Japanische Kampfhörspiele – Neues aus dem Halluzinogenozinozän (2021, Bastardized Recordings)

„Lass deinen Müll auf dem Festivalgelände liegen, als Mahnmal zum Gedenken an die Opfer von irgendwas. / Unterhalb der Schwelle kritischen Denkens, fühlt man den Bass voll krass. / Setze ein Zeichen für die Beendigung von Postkolonialismusdebatten. / Postkolonialismusdebatten haben wir satt. / Wir wollen Endgeräte mit seltenen Erden aus der Dritten Welt verwenden, wo man froh ist, dass man jetzt Schule hat!“ – ‘Lass deinen Müll auf dem Festivalgelände liegen‘

Früher war mehr Grindcore. Von dessen (schadhaftem?) Einfluss haben sich JAPANISCHE KAMPFHÖRSPIELE weitgehend befreit. Dafür kam über die Jahre eine beeindruckende Fülle anderer Einflussfaktoren hinzu. Ein weiterer Gipfel dieser Entwicklung ist „Neues aus dem Halluzinogenozinozän“. Von welchem Baum die Band auch immer geraucht haben mag, als es an die Konzeption der jüngsten Platte ging – es war zweifelsfrei der richtige.

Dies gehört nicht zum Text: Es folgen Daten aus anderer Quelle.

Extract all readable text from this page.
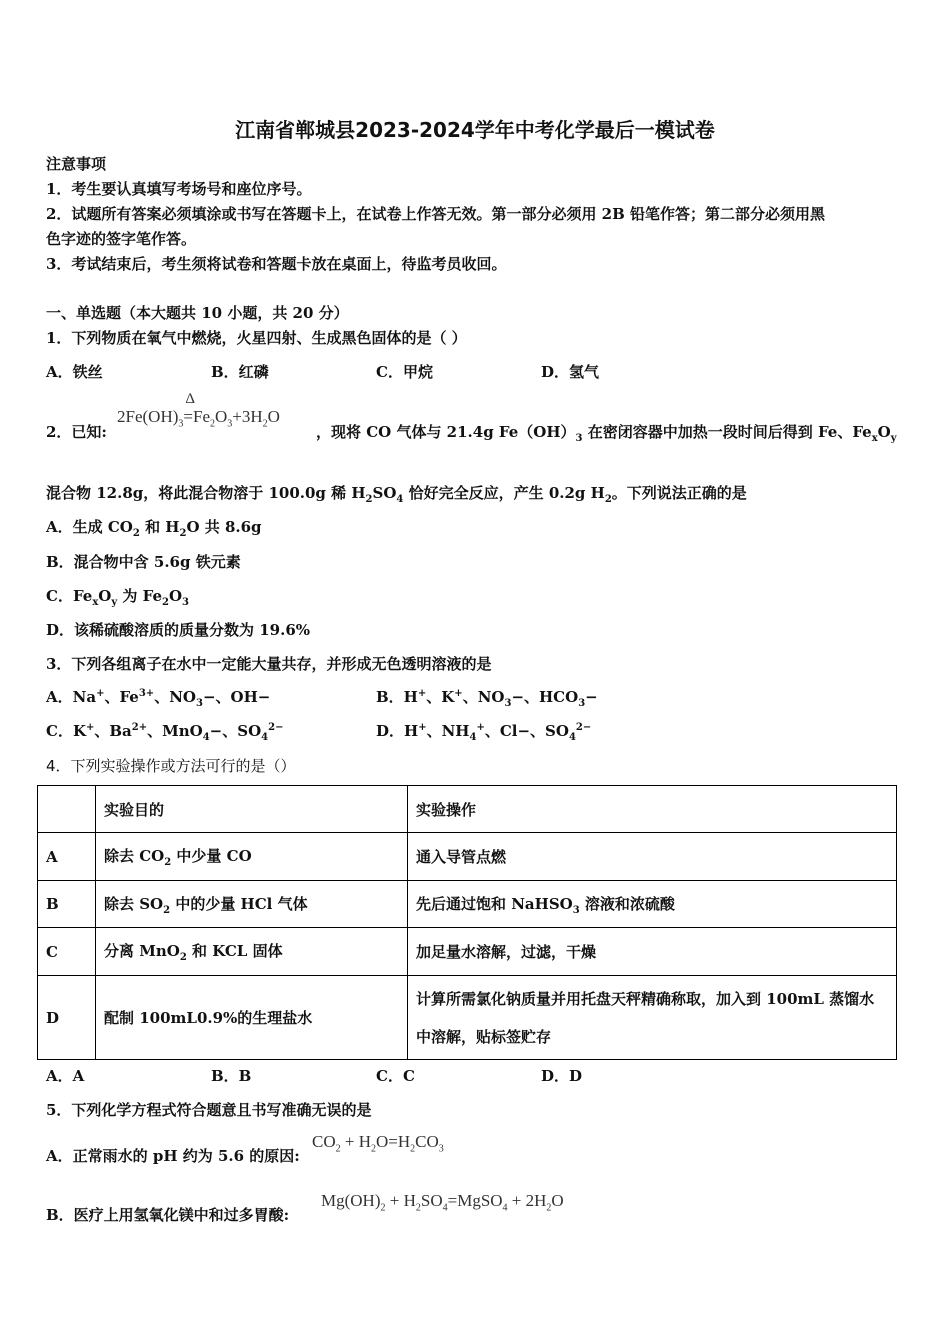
江南省郸城县2023-2024学年中考化学最后一模试卷
注意事项
1．考生要认真填写考场号和座位序号。
2．试题所有答案必须填涂或书写在答题卡上，在试卷上作答无效。第一部分必须用 2B 铅笔作答；第二部分必须用黑
色字迹的签字笔作答。
3．考试结束后，考生须将试卷和答题卡放在桌面上，待监考员收回。
一、单选题（本大题共 10 小题，共 20 分）
1．下列物质在氧气中燃烧，火星四射、生成黑色固体的是（ ）
A．铁丝	B．红磷	C．甲烷	D．氢气
2．已知:
$2Fe(OH)_3$
Δ
$=Fe_2O_3+3H_2O$
，现将 CO 气体与 21.4g $Fe(OH)_3$ 在密闭容器中加热一段时间后得到 Fe、$Fe_xO_y$
混合物 12.8g，将此混合物溶于 100.0g 稀 $H_2SO_4$ 恰好完全反应，产生 0.2g $H_2$。下列说法正确的是
A．生成 $CO_2$ 和 $H_2O$ 共 8.6g
B．混合物中含 5.6g 铁元素
C．$Fe_xO_y$ 为 $Fe_2O_3$
D．该稀硫酸溶质的质量分数为 19.6%
3．下列各组离子在水中一定能大量共存，并形成无色透明溶液的是
A．Na+、$Fe^{3+}$、$NO_3-$、OH−	B．H+、K+、$NO_3-$、$HCO_3-$
C．K+、$Ba^{2+}$、MnO$_4$−、$SO_4^{2-}$	D．H+、$NH_4^+$、Cl−、$SO_4^{2-}$
4．下列实验操作或方法可行的是（）
	实验目的	实验操作
A	除去 $CO_2$ 中少量 CO	通入导管点燃
B	除去 $SO_2$ 中的少量 HCl 气体	先后通过饱和 NaHSO$_3$ 溶液和浓硫酸
C	分离 MnO$_2$ 和 KCL 固体	加足量水溶解，过滤，干燥
D	配制 100mL0.9%的生理盐水	计算所需氯化钠质量并用托盘天秤精确称取，加入到 100mL 蒸馏水中溶解，贴标签贮存
A．A	B．B	C．C	D．D
5．下列化学方程式符合题意且书写准确无误的是
A．正常雨水的 pH 约为 5.6 的原因:
$CO_2 + H_2O=H_2CO_3$
B．医疗上用氢氧化镁中和过多胃酸:
$Mg(OH)_2$ + $H_2SO_4=MgSO_4 + 2H_2O$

Dabei überspannen Kreativkopf Christof Kather und Spießgesellen den Bogen bisweilen. Fraglos kalkuliert. Das veranschaulicht zum Einstieg gleich das an den Nerven zerrende „Mantra“, bei dem „Sehr gut“ und „Leergut“ dichter verzahnt sind als an jedem Eck-Kiosk. Der erste Knüppel folgt mit „Der Schweinetransport“, dessen Gitarreneinsatz gleichsam ein Mehr an metallischer Melodik und Verzerrung bereithält. Ganz zu schweigen vom Sprechgesangs-Part. Und den elektronischen Einschüben.

Die nehmen streckenweise eine prägnantere Rolle ein, ohne dass JAPANISCHE KAMPFHÖRSPIELE vom inspiriert horizonterweiterten Death-Metal zwingend abrücken würden. Dafür stehen auch „Familie fährt mit Auto“ oder „Deutsches Handwerk“. Dennoch weht ein beständiger Hauch experimenteller Energie über „Neues aus dem Halluzinogenozinozän“. Das unterstreichen klar gesungene Vocals inklusive weiblicher (Sprach-)Stimmzugabe, instrumentale Extravaganzen wie das funkig-spacige „Madal 1“ oder das von Dissonanzen und Computerstimme geprägte „Erregte Männer auf der Venus“.

Dazwischen wird es mal punkig, mal rockig und  bleibt doch auf das Extrem als künstlerische Maxime ausgerichtet. Dem folgen auch die gewohnt bissigen Texte, bei denen Lachen und Weinen erschreckend nah beieinander liegen. Und allein weil sie es können, beschließen die fünf Spötter der modernen Welt dies höllisch abgefahrene Album mit drei kurz gehaltenen Instrumental-Tracks (einschließlich „Madal“-Fortsetzung). Die Grenzen sind fließend, der Erlebnishorizont breiter als jedes Urlaubspanorama. Da zählt man sich doch gern zu den im Booklet dankend erwähnten „ca. 100 Fans und Followern weltweit“.